In this post, Santo Rugger asks “How does Craigslist make any money, if they don’t charge for placing an ad?” The answer is here
Note the cities; you have to pay for a job listing in Portland or Sacramento, but not in some larger metros like Detroit or Cleveland? Why?
Browsing through individual city listings on Craigslist, I found that the amount of posting in hip, trendy, tech-savvy cities tends to be several orders of magnitude higher than traffic in more mundane but equally-populated locales. (This is just from personal observation, with no stats to back it up.)

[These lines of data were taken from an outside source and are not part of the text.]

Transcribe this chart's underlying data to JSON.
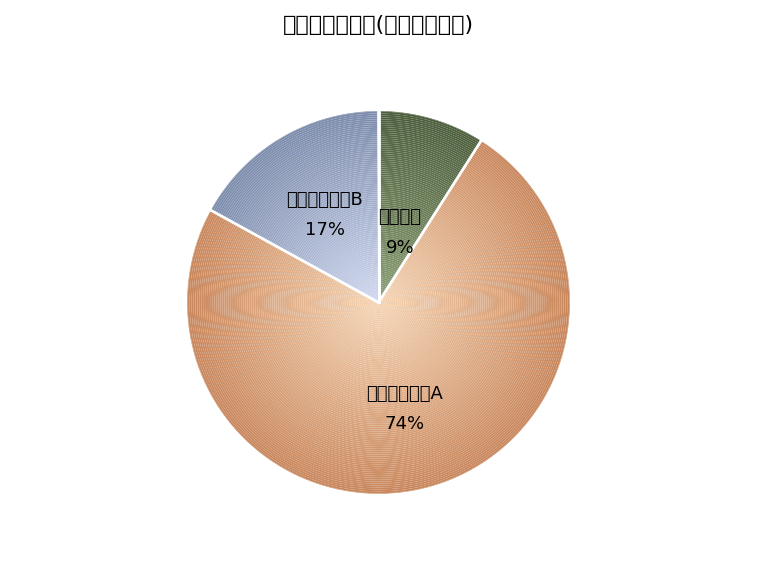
{
  "title": "ポートフォリオ(投賄錠柄配分)",
  "labels": [
    "投賄資金",
    "投賄ファンドA",
    "投賄ファンドB"
  ],
  "values": [
    9,
    74,
    17
  ],
  "colors": [
    "#6b7c5e",
    "#e8b898",
    "#b4bcd4"
  ],
  "startangle": 90,
  "title_fontsize": 16,
  "label_fontsize": 13,
  "background_color": "#ffffff",
  "text_color": "#000000"
}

Based on the number of posts in categories that really wouldn’t be related to the economic health of a region, such as furniture, personals, appliances and so on, CL Seattle probably has about ten to twenty times the traffic as CL Cleveland, even though the regions have a similar population.
Some medium-sized metros, such as El Paso (MSA population 736,310), have very little CL activity, even compared to much smaller but trendier metros such as Eugene (MSA population 278,990).
El Paso furniture by owner: http://elpaso.craigslist.org/search/fur?addTwo=by-owner (20 days on one page)
Eugene furniture by owner: http://eugene.craigslist.org/search/fur?addTwo=by-owner (two days on one page)
Could Craigslist posting activity be used as a quantitative indicator of a “cool city?”